Thurston County Sheriff Derek Sanders declared a staffing emergency Wednesday, citing persistent vacancies and limited funding.
In a letter to the community, Sanders said his office has been in a "perpetual state of severe staffing issues" for the past three years. To alleviate the pressure, he said he has cut services and moved personnel.
"As employees continue to work dangerously long days with routine overtime, those overtime costs have simultaneously resulted in the regular occurrence of canceled training to stay within budget," Sanders said in the letter. "This has led to a tired, minimally trained workforce."
Sanders attributed the staffing issues to employee sickness and injury, wait times for academy training, pay discrepancies and background investigator constraints. He said the county has 56 funded deputy positions for 150,000 residents, the estimated population in unincorporated Thurston County.
As of Wednesday, Sanders said he had 36 active patrol deputies and seven working detectives. He added his office is actively seeking to fill 11 patrol vacancies and 30 corrections vacancies. The emergency will end once the active patrol deputy count reaches 45 out of the 56 funded positions, Sanders said.
"We are continuing to work with the county to find funding solutions for this issue," Sanders said.
Sanders' decision to declare an emergency came ahead of the Nov. 7 election, when Thurston County voters are expected to decide on a potential solution to his funding concerns.
The ballot will include a proposed "Public Safety Tax," a two-tenths of 1% sales and use tax will primarily serve law enforcement protection purposes.
The county budgeted over $26.3 million in expenditures and 124.49 full-time equivalent positions for the Sheriff's Office law enforcement division in 2023. Money from the new tax could add millions to that budget.
Notably, Sanders fired a corrections deputy for sexual harassment on Monday, The Olympian previously reported.
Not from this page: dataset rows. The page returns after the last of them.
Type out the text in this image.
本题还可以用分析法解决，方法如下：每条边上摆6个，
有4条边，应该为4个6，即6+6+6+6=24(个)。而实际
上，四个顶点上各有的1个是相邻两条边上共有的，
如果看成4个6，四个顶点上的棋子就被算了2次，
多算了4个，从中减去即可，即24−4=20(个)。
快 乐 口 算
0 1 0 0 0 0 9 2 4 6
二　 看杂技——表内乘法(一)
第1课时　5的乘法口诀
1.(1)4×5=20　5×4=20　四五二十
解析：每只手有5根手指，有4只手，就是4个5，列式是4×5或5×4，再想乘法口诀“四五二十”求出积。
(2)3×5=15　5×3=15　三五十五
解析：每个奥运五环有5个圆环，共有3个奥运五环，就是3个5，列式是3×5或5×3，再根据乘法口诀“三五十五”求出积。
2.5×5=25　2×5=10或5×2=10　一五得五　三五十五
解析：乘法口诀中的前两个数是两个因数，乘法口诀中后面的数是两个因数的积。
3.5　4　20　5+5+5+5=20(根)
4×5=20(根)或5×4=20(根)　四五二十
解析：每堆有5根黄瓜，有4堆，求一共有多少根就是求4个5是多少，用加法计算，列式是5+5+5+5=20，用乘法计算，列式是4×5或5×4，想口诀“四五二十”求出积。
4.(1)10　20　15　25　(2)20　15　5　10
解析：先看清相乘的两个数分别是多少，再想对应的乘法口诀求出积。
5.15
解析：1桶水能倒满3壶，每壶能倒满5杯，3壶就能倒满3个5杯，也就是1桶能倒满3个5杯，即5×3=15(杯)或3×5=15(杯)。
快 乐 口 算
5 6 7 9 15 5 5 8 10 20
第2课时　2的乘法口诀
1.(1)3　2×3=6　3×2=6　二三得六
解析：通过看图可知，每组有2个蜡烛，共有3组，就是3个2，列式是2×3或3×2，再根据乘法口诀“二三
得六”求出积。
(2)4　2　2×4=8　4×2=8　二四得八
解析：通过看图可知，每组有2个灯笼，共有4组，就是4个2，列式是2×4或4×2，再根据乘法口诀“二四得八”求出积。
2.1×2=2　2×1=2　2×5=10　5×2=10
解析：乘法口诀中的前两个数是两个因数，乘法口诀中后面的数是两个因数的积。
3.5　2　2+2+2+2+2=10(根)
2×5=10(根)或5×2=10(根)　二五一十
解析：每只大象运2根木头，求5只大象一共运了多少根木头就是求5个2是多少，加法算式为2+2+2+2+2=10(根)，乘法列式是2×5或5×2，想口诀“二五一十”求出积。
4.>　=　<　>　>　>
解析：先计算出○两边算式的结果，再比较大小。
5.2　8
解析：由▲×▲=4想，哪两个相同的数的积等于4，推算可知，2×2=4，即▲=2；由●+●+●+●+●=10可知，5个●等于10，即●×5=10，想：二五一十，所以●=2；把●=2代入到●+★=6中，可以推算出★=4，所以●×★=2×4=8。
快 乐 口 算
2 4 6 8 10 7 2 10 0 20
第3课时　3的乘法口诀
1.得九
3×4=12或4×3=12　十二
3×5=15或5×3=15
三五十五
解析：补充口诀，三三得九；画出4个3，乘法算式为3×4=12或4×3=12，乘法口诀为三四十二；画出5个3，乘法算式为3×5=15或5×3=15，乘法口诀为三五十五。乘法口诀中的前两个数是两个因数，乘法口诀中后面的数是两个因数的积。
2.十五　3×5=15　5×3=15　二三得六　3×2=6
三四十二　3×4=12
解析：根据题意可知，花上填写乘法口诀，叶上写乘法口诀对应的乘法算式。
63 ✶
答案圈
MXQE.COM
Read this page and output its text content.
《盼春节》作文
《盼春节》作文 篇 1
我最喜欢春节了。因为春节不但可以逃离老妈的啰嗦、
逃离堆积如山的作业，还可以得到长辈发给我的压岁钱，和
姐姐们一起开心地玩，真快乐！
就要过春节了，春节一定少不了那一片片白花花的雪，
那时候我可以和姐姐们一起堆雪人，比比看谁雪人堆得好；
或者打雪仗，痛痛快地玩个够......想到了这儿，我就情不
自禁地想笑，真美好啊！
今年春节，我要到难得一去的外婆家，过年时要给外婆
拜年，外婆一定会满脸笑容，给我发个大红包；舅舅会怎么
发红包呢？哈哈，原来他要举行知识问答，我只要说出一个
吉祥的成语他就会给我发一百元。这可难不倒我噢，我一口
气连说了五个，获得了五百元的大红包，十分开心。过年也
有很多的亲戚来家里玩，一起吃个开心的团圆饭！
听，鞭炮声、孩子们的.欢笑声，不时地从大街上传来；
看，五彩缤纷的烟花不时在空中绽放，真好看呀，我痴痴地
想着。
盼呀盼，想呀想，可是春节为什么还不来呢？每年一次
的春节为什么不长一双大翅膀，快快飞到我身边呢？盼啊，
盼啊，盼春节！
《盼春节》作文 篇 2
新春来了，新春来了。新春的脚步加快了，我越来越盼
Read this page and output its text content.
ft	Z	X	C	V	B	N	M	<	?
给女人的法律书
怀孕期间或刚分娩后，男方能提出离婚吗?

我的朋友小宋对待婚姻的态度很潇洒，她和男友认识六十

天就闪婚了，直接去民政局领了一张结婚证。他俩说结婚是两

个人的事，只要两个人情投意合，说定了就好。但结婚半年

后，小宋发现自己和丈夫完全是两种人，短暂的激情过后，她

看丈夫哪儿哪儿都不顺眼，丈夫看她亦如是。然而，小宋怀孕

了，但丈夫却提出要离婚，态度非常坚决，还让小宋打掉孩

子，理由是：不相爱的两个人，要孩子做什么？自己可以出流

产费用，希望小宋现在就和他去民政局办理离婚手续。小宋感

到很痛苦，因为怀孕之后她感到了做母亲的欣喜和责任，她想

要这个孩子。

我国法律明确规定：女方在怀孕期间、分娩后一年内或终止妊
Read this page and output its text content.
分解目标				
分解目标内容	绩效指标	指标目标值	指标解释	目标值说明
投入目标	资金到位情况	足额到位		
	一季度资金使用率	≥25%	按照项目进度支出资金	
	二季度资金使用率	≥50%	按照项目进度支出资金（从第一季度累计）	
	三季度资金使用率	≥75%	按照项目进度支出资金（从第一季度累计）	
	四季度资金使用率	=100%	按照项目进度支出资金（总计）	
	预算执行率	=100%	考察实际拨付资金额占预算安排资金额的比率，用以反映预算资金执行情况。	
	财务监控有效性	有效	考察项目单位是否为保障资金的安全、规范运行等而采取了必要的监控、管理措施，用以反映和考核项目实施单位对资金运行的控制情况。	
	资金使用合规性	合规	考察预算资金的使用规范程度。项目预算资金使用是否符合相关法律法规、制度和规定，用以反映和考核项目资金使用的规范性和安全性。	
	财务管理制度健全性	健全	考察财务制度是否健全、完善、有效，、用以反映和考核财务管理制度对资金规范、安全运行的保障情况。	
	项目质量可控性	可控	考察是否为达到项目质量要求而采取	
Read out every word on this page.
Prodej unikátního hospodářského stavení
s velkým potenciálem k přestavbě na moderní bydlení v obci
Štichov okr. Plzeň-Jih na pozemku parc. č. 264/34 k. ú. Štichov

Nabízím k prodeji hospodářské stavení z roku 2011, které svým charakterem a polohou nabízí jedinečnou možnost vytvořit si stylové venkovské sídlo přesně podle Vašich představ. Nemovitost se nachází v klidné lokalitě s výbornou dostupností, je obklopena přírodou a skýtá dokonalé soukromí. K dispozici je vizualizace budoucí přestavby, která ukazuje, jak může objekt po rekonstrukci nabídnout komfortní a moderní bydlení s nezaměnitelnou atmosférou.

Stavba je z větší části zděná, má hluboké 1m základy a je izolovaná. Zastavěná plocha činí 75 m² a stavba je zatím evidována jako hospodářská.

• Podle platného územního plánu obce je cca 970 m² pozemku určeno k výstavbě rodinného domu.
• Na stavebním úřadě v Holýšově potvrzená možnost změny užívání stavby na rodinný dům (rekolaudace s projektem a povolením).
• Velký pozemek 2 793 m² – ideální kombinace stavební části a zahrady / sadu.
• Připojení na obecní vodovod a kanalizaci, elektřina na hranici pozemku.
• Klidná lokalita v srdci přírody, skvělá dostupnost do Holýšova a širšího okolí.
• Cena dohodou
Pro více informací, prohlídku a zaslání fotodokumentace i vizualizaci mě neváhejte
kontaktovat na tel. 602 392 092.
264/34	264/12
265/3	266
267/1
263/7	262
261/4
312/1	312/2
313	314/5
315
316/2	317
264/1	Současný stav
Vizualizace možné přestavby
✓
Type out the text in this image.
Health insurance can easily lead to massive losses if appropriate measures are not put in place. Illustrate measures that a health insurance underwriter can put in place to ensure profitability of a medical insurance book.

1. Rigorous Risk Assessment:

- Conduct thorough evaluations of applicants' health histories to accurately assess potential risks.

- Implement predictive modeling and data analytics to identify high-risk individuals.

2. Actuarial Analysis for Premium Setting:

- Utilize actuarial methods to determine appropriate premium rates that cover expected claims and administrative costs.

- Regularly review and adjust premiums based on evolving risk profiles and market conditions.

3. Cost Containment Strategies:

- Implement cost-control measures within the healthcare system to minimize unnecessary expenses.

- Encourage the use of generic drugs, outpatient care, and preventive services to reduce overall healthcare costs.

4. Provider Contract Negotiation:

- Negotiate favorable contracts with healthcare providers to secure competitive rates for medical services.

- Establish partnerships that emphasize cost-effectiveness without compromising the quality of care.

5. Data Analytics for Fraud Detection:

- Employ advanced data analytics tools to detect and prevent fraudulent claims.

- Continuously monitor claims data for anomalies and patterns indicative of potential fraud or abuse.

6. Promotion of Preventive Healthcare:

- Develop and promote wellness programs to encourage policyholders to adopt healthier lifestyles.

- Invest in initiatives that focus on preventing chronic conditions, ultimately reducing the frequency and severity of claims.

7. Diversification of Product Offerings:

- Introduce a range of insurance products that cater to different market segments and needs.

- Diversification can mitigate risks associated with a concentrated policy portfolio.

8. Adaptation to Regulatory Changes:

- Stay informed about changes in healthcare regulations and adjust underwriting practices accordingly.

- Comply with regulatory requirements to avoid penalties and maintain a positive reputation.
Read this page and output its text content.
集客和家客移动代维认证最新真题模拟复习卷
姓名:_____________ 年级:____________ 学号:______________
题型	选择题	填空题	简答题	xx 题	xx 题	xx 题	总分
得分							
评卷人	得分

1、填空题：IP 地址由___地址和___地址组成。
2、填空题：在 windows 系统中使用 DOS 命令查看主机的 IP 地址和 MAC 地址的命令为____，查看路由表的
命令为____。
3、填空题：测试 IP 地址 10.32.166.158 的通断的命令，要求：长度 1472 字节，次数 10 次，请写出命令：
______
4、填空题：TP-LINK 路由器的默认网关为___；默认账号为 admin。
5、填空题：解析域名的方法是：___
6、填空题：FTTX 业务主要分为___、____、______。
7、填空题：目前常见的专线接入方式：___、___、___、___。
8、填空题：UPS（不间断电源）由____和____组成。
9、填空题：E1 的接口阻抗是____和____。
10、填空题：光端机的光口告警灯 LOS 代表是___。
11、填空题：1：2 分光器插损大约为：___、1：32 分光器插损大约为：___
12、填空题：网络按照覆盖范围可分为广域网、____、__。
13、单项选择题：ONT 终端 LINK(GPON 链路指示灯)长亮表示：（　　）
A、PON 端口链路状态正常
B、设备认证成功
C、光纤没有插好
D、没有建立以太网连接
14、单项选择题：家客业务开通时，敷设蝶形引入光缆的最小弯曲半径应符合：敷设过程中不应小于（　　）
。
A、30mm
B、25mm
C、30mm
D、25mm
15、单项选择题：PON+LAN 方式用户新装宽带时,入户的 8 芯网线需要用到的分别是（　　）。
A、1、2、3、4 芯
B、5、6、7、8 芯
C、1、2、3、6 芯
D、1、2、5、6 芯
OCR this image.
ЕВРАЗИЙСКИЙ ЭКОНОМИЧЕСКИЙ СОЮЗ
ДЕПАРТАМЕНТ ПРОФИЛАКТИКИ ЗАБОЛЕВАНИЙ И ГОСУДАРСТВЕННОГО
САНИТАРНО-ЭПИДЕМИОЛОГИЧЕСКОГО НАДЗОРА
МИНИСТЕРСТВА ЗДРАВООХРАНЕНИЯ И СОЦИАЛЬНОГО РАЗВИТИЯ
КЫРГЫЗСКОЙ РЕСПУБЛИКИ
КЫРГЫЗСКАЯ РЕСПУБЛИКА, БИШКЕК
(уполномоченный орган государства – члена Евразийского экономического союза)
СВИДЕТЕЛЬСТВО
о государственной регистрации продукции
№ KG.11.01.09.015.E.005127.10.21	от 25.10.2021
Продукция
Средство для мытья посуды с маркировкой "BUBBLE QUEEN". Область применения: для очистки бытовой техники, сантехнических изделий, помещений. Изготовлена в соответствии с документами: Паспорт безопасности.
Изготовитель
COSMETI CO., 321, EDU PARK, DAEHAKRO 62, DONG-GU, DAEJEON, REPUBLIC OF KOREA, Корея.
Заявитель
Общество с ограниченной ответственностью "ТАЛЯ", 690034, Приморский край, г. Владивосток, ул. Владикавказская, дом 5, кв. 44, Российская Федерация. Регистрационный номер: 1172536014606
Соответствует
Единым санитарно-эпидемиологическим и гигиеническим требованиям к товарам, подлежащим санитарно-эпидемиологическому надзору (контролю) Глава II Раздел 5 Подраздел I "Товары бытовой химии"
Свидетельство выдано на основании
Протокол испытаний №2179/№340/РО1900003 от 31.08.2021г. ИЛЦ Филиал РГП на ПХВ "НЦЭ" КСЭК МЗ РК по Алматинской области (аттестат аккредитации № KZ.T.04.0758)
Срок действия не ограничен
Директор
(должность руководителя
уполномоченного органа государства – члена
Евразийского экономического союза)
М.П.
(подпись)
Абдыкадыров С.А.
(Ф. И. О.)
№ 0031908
Sanders also fired a civilian employee for sexual harassment on Aug. 31.
Additionally, the Sheriff's Office announced Sanders fired a patrol deputy on Sept. 14. That firing occurred after investigators determined the deputy deceived the office about their background during the hiring process.
What changes has Sanders made?
Sanders said the staffing emergency will temporarily affect schedules for the Field Operations and Support Services bureaus.
He said he chose these measures after holding "a number of meetings" and he expects them to be the "least impactful temporary resolution."
- Lieutenants in the Field Operations Bureau will return to minimum staffing day shift slots as supervisors.
- Captains in the Field Operations and Support Services bureaus will take over a number of administrative duties held by Lieutenants.
- Sergeants will conduct field work as "rover" units that respond to calls and back up deputies when a Lieutenant is on shift.
- Two deputies have been rotated to swing shift.
No employees from the Field Operations Bureau will transfer to the Support Services Bureau during the emergency, Sanders said. This means field deputies cannot become detectives, so three detective vacancies will remain unfilled.
"By withholding the transfer of new detectives, there may also be delays in cases for serious crimes assigned to detectives," Sanders said in the letter.
Sanders also said the public can expect more calls to be handled by phone and referred to online reporting.
He explained Sergeants and Lieutenants may decide to require non-emergency and misdemeanor property crimes to be referred to online reporting during peak call hours.
This move is necessary to ensure enough deputies are available to respond to violent and in-progress calls, he said.